Goran Brašnić

Personal information
- Date of birth: 26 September 1973 (age 52)
- Place of birth: Gradačac, SR Bosnia and Herzegovina, SFR Yugoslavia
- Height: 1.90 m (6 ft 3 in)
- Position: Goalkeeper

Senior career*
- Years: Team / Apps / (Gls)
- 2001–2002: Troglav Livno
- 2002–2005: Žepče / 43 / (0)
- 2006–2007: Inter Zaprešić / 44 / (0)
- 2007–2008: Segesta / 26 / (0)
- 2010–2012: Sông Lam Nghệ An / 17 / (0)

International career
- 2004–2008: Bosnia and Herzegovina / 8 / (0)

Managerial career
- ?–: Bosnia and Herzegovina U19 (goalkeeping coach)
- 2017–2018: NK Čelik Zenica (goalkeeping coach)
- 2020: Bosnia and Herzegovina (goalkeeping coach)
- 2022–2023: Auda (goalkeeping coach)
- 2023–2024: Riga (goalkeeping coach)
- 2024: CSKA Sofia (goalkeeping coach)
- 2025-: NK Krivaja

= Goran Brašnić =

Bosnian footballer (born 1973)

Goran Brašnić (born 26 September 1973) is a Bosnian former professional football goalkeeper.

==Club career==
Brašnić left Troglav Livno in summer 2002 due to the club relegated to the First League of FBiH and joined the new promoted side Žepče.
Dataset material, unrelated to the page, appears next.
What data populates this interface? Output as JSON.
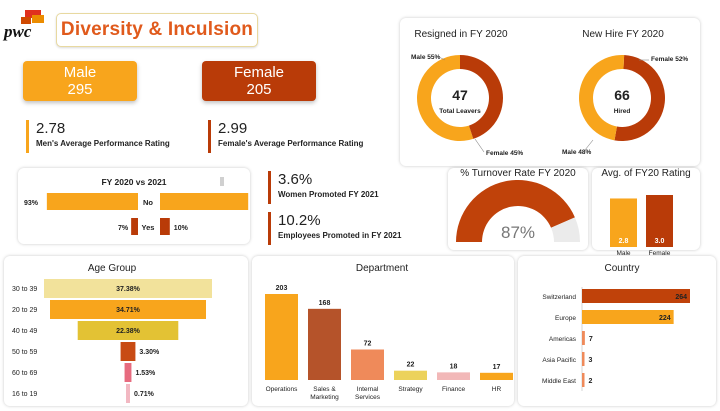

He played in the Premier League of BiH until signed by Prva HNL side Inter Zaprešić in mid of 2005–06 season.

==International career==
Brašnić was called-up to the Bosnia and Herzegovina national team in September 2003, at age of 29. He earned his second call-up in February 2004, and made his debut in the 85th minute, replacing Almir Tolja and has earned a total of eight caps. His final international was a November 2008 friendly match against Slovenia.

==Coaching career==
In January 2023 Brašnić was appointed goalkeeping coach of Latvian Higher League club Riga, following manager Tomislav Stipić having worked together the previous season at Auda.